Im in a pickle!! -
My partner and I are both British and met on our travels in Oz 5years ago.
He was sponsored by his job and therefore I went as his defacto on a 457 visa. After 3 years together we were granted our permanent residency.
I was happy to spend my life in Australia and although I missed my family and friends I did not want to live back in the Uk.
I fell pregnant early 2013 and after a 2 week trip back the Uk in March, I really felt a huge pull and desire to go back to be able to bring the baby up with its family and our friends for support.
I felt so scared that I wasnt going to have any help.
When our son arrived, I struggled - my partner worked very long hrs and I ended up alone and calling my mum upset almost everyday.
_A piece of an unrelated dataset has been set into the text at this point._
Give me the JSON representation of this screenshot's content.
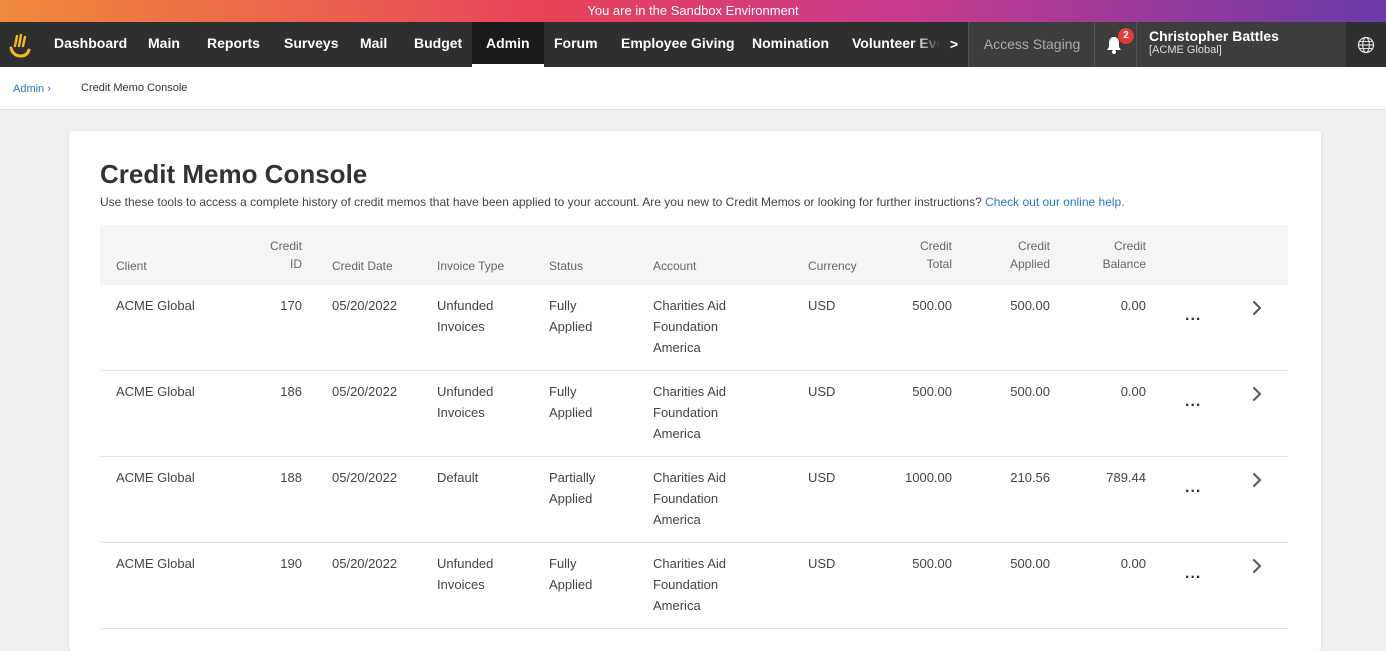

I have a few friends in Sydney but none of them had children and really knew what I was going through.
I ended up with depression and I am still suffering with it to this day.
I told my partner I was missing my family terribly repeatedly and suggested we think about moving back.
I always got the cold shoulder from him for a while then brushed it off.
In May this year I went through a bad period with my depression so my partner suggested I go visit the Uk with our son to see the family.
We headed back for 3 weeks and I felt so happy and like my old self again. I actually had a life away from just being a mum and it was so good to have help and support
My partner figured this would cure my depression and i would come back a happy different person, but of course that was not the case. I told him things have changed so much and life is different now we had our son and I want to back in England.
Now things have just fallen apart.
He told me he would hate me for making him go back and that I would ruin his life he worked so hard for. He said he would go back just for our son.
Ive been made to feel such a terrible person for wanting this and I dont know what to do. Every time I bring it up we argue and then we don't speak for days.
I dont feel happy in Australia anymore and havent for a while but if we move back I lose my partner and have him resent me.
Has anyone any advise or been in a similar situation???